Agréable surprise l’ensemble était chauffé, des poêles à sciure dispensaient une bonne chaleur. Cela nous changeait des baraques de Sagan.

Le couchage se composait d’une paillasse d’un traversin et de deux couvertures, par rapport
à Sagan c’était le confort.
De notre interprète nous avons appris que notre employeur était l’évêque de Breslau et que nous serions
employés à des travaux forestiers. Premier repas, patates, pain, tisane de feuille de ronce. Depuis bien longtemps première nuitée au chaud.

C’est l’hiver 1940/41.

Au réveil, surprise, la neige était tombée toute la nuit, au moins 40 cm recouvrait le sol. Donc pas moyen d’aller au boulot ce jour-là et les jours suivants pendant 15 jours.
Toute la journée, on glandait entre la chambrée et le réfectoire. Dimanche soir, étonnement, distribution
gratuite de tabac, un paquet chacun, don de l’évêque, le moral s’arrangeait.
Au chaud, des patates presque à volonté, de la soupe et pour le moment pas de boulot. Beaucoup d’entre nous pensaient que ce n’était pas plus mal qu’à Sagan.

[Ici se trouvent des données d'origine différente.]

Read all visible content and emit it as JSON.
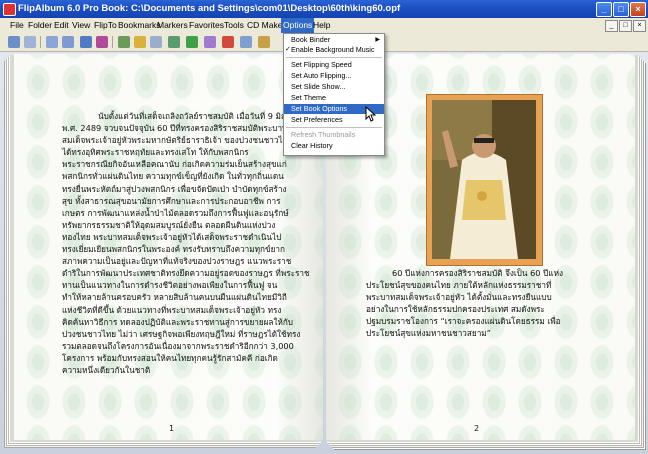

Les gardiens n’étaient pas emmerdants, eux aussi sans doute se trouvaient mieux là que dans leurs casernes ou dans leur cantonnement. La campagne de Russie n’était pas encore commencée.
Quand la météo devint plus clémente, nous avons été emmenés en forêt pour déneiger les chemins.

Il est préférable de dire que les pelles étaient maniées avec une certaine nonchalance. Puis le temps s’adoucit et le travail changea, il s’agissait d’aménager un passage d’exploitation pour le débardage de grumes de sapin. Là non plus, faut-il le préciser, nous ne manifestions pas une ardeur excessive.
Il s’agissait d’abaisser les buttes du terrain et de combler les creux. Pour cela, nous remplissions des
wagonnets que nous poussions sur les rails et parfois dans le trou.

Pendant que nos gardiens réfléchissaient à la manière de remettre le wagonnet sur les rails, le temps passait et nous ne travaillions pas.

Nombre de pelles et de pioches disparaissaient aussi dans le remblai.

Nos chiens de garde ont mis pas mal de temps à s’expliquer pourquoi il manquait tant d’outils.
Il faut aussi évoquer le « père la pipe ». Avec le printemps vint le moment de l’abattage des sapins les
moins vigoureux. Pour cela nous sommes répartis en équipes de dix, munis de haches, scies passe-partout et grumoirs (il doit s’agir d’un outil ancien pour écorcer le tronc) sous la conduite d’un bûcheron allemand.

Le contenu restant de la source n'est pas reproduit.